This code snippet demonstrates how to register a storage account onto the ML workspace. Storage accounts can be mounted on multiple workspaces. Note that in the datastore cell above, we use this account.

In [None]:
from azureml.core import Datastore
Datastore.register_azure_blob_container(workspace=ws, 
                                        datastore_name='cs2deg3h', 
                                        container_name='cs2deg3h',
                                        account_name='era5',
                                        account_key='<long_key_ending_with_==>')

#### Register a remote VM as a compute target

It need not even be an Azure resource.

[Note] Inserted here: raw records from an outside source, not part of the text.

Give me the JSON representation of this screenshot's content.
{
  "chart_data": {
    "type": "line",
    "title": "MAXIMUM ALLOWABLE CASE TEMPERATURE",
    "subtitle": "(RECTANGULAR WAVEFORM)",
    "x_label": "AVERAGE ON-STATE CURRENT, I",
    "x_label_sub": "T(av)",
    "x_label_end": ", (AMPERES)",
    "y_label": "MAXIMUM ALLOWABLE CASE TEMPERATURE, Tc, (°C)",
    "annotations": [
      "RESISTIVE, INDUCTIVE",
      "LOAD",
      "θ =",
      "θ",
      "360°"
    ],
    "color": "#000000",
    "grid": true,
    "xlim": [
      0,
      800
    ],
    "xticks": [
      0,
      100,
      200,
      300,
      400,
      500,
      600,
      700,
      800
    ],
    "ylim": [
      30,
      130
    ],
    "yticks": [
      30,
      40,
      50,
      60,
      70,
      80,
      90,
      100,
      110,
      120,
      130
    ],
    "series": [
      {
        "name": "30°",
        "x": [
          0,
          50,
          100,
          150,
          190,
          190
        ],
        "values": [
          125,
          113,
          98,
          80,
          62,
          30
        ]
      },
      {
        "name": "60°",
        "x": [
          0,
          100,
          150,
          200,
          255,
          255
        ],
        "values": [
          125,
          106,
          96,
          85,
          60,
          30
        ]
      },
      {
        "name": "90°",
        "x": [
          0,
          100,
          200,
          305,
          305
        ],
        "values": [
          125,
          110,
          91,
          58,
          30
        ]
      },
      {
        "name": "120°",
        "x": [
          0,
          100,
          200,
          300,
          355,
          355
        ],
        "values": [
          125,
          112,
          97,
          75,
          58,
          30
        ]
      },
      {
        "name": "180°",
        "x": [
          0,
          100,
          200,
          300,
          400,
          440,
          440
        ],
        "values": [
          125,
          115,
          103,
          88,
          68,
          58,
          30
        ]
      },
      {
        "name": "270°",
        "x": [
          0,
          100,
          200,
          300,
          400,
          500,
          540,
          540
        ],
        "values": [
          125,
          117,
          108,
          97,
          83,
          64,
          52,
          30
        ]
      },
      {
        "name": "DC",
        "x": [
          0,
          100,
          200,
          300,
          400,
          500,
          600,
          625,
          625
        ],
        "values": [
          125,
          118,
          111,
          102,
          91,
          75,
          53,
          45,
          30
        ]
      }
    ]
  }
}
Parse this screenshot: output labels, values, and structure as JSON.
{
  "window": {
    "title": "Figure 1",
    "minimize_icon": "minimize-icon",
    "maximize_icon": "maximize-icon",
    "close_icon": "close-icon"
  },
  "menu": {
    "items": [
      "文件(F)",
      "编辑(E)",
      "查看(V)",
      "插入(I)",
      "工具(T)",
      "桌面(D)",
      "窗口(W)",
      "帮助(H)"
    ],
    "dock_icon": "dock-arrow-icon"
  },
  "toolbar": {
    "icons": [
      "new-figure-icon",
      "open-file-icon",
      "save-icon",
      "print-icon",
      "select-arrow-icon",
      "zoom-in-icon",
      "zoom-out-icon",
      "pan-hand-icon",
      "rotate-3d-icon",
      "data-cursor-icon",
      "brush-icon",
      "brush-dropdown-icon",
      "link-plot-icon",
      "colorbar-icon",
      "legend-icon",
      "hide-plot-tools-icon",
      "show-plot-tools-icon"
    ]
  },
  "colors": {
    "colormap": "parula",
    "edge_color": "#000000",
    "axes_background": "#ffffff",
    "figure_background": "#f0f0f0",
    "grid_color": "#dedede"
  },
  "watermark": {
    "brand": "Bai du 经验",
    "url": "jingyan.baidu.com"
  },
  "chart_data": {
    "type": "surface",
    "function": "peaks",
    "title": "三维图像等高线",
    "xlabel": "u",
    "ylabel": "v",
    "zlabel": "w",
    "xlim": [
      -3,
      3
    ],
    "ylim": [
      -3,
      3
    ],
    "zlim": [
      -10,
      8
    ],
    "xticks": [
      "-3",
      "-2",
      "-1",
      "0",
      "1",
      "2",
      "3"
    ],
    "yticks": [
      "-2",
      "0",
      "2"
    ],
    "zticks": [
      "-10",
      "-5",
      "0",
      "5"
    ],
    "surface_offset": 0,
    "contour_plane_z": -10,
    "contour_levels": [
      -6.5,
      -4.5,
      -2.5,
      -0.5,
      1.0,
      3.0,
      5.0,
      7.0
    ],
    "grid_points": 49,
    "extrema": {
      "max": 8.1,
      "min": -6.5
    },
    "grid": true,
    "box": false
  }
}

However, note that you will not be able to mount a datastore using a remote VM; instead, refer to the above code for adding Docker run arguments to mount storage on the VM to the model run's container.

In [None]:
from azureml.core.compute import RemoteCompute, ComputeTarget

compute_target_name = "compute-ND12-1"
attach_config = RemoteCompute.attach_configuration(address='<ip_address>',
                                                   ssh_port=22,
                                                   username='<user>',
                                                   private_key_file='<path/to/key/on/this/machine>',
                                                   private_key_passphrase='<>',
                                                   password='<password>')
compute = ComputeTarget.attach(ws, compute_target_name, attach_config)
status = compute.wait_for_completion(show_output=True)

#### Just list environments

In [None]:
envs = Environment.list(workspace=ws)

for e in envs.keys():
    if 'gpu' in e.lower():
        print("Name", e)
        print("packages", envs[e].python.conda_dependencies.serialize_to_string())